En seguida llega otro par de coches Z. Refuerzos.
La niña viste jersey rojo, pantalón vaquero corto y zapatillas de deporte que parecen demasiado grandes para sus pies. Pero Wendy no puede comunicarlo a sus compañeros ni organizar una persecución como es debido porque se ha dejado el walkie en el asiento del coche y sólo dispone de su teléfono móvil particular, y ahora no puede detenerse para marcar un número.
La niña se mete por la boca del metro. Escaleras abajo, de tres en tres. Sabe que la persiguen.

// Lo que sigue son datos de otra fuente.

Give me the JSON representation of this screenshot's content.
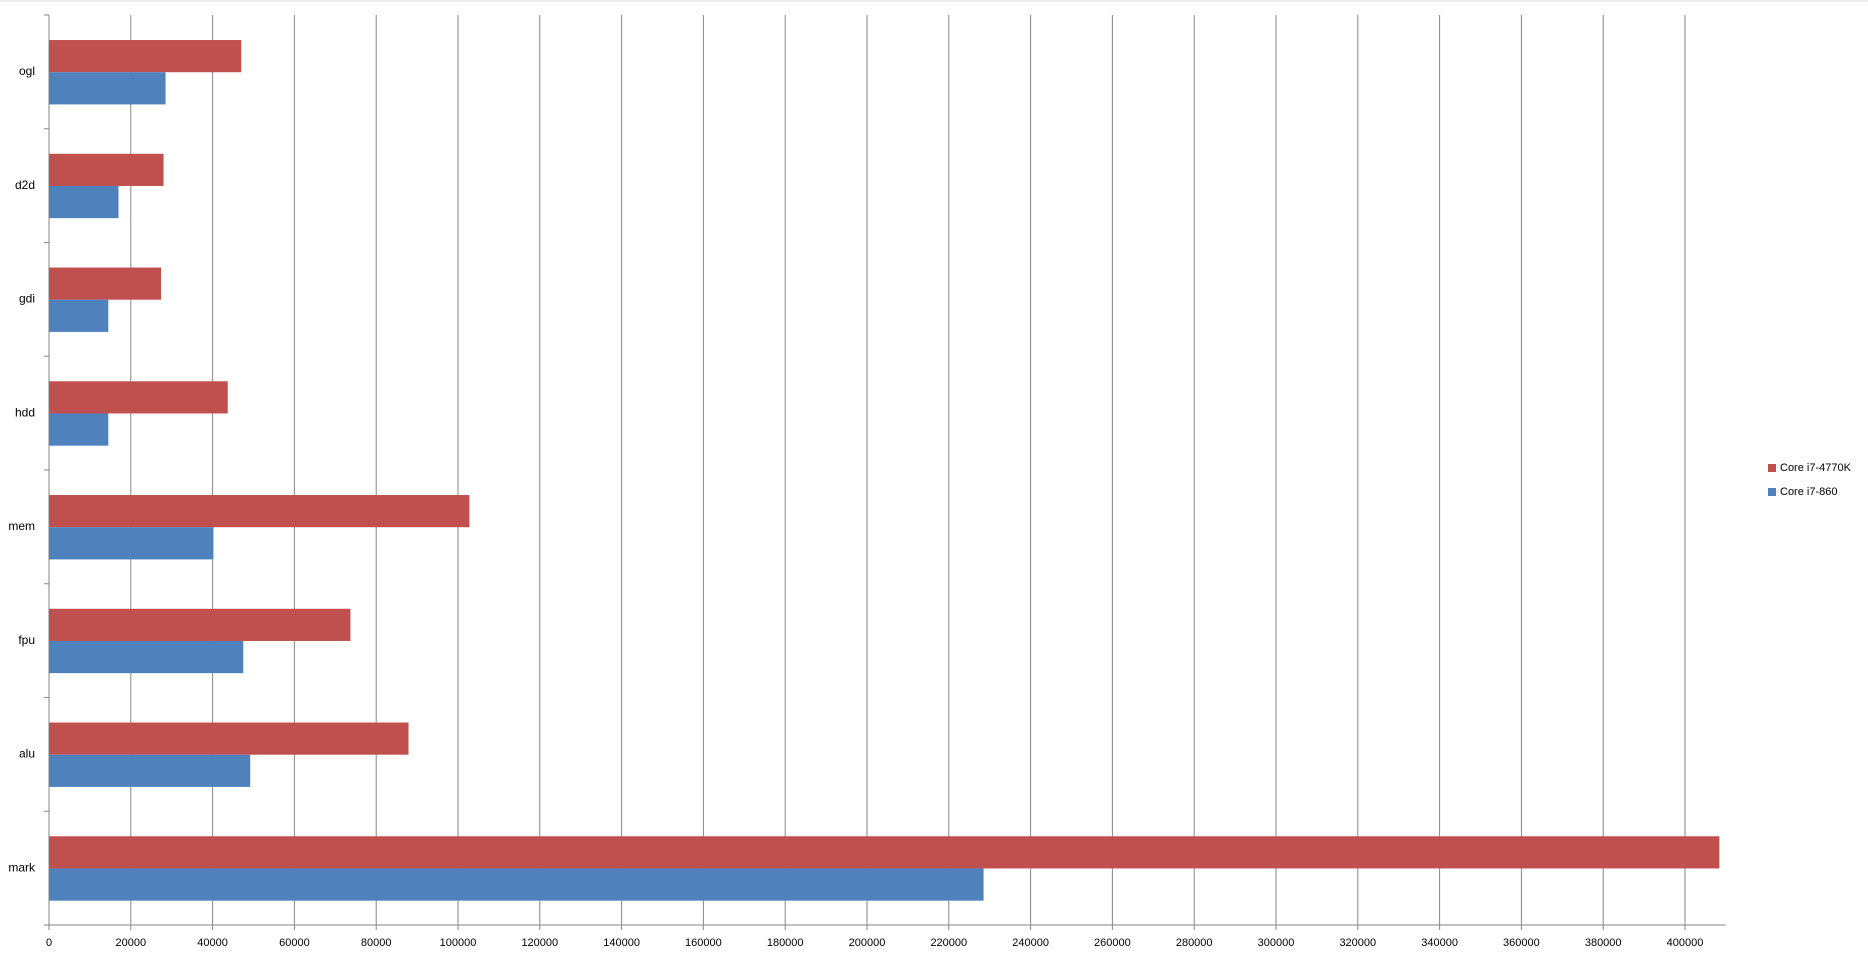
{
  "chart_data": {
    "type": "barh",
    "categories": [
      "ogl",
      "d2d",
      "gdi",
      "hdd",
      "mem",
      "fpu",
      "alu",
      "mark"
    ],
    "series": [
      {
        "name": "Core i7-4770K",
        "color": "#c0504d",
        "values": [
          47000,
          28000,
          27400,
          43700,
          102800,
          73700,
          87900,
          408400
        ]
      },
      {
        "name": "Core i7-860",
        "color": "#4f81bd",
        "values": [
          28500,
          17000,
          14500,
          14500,
          40200,
          47500,
          49200,
          228500
        ]
      }
    ],
    "xlim": [
      0,
      410000
    ],
    "xticks": [
      0,
      20000,
      40000,
      60000,
      80000,
      100000,
      120000,
      140000,
      160000,
      180000,
      200000,
      220000,
      240000,
      260000,
      280000,
      300000,
      320000,
      340000,
      360000,
      380000,
      400000
    ],
    "grid": true,
    "legend": "right"
  }
}
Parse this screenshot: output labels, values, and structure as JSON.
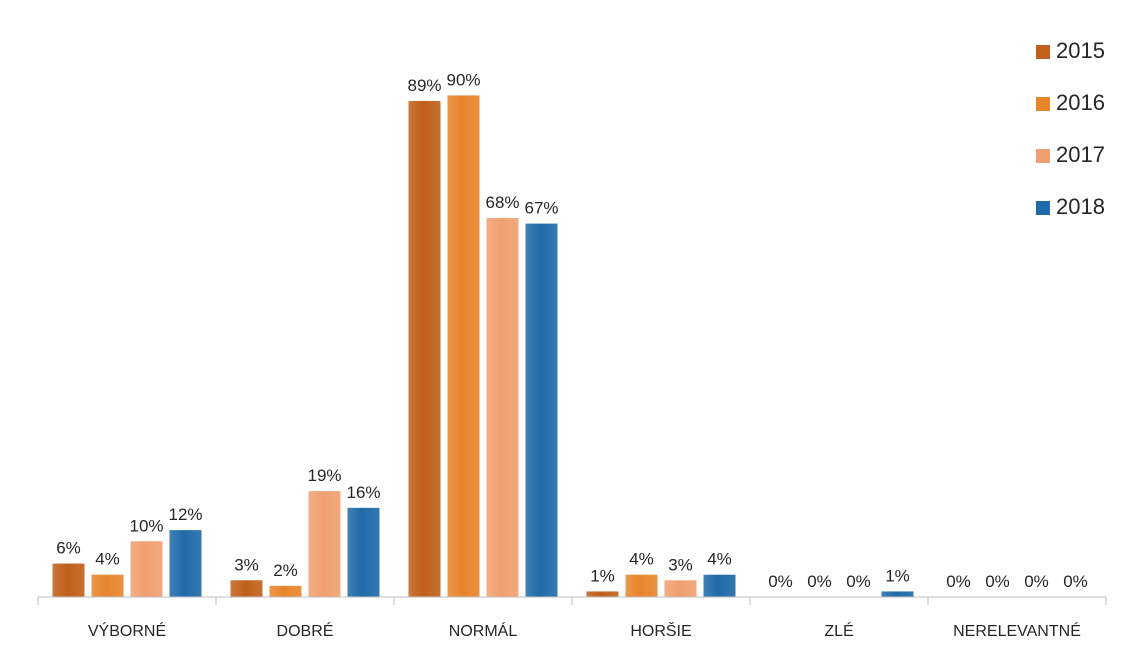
{
  "chart_data": {
    "type": "bar",
    "title": "",
    "xlabel": "",
    "ylabel": "",
    "ylim": [
      0,
      100
    ],
    "grid": false,
    "legend_position": "top-right",
    "categories": [
      "VÝBORNÉ",
      "DOBRÉ",
      "NORMÁL",
      "HORŠIE",
      "ZLÉ",
      "NERELEVANTNÉ"
    ],
    "series": [
      {
        "name": "2015",
        "color": "#c0601a",
        "values": [
          6,
          3,
          89,
          1,
          0,
          0
        ],
        "labels": [
          "6%",
          "3%",
          "89%",
          "1%",
          "0%",
          "0%"
        ]
      },
      {
        "name": "2016",
        "color": "#e8852c",
        "values": [
          4,
          2,
          90,
          4,
          0,
          0
        ],
        "labels": [
          "4%",
          "2%",
          "90%",
          "4%",
          "0%",
          "0%"
        ]
      },
      {
        "name": "2017",
        "color": "#f0a070",
        "values": [
          10,
          19,
          68,
          3,
          0,
          0
        ],
        "labels": [
          "10%",
          "19%",
          "68%",
          "3%",
          "0%",
          "0%"
        ]
      },
      {
        "name": "2018",
        "color": "#1f6aa8",
        "values": [
          12,
          16,
          67,
          4,
          1,
          0
        ],
        "labels": [
          "12%",
          "16%",
          "67%",
          "4%",
          "1%",
          "0%"
        ]
      }
    ]
  }
}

Wendy, detrás. De tres en tres también.
La niña se cuela por debajo de las barreras de acceso. Desaparece por el fondo del pasillo con cara de espanto. Wendy Aguilar supera el obstáculo por encima, con salto de atleta. Se cuela de un brinco. Recorre el pasillo por donde la fugitiva acaba de perderse de vista.
El andén.
La mocosa ha llegado a él tan disparada y lo ha recorrido a tal velocidad, que no se ha fijado en los dos hombres que había en un extremo. Ha pasado por su lado y los ha dejado atrás. No hay nadie más esperando el tren.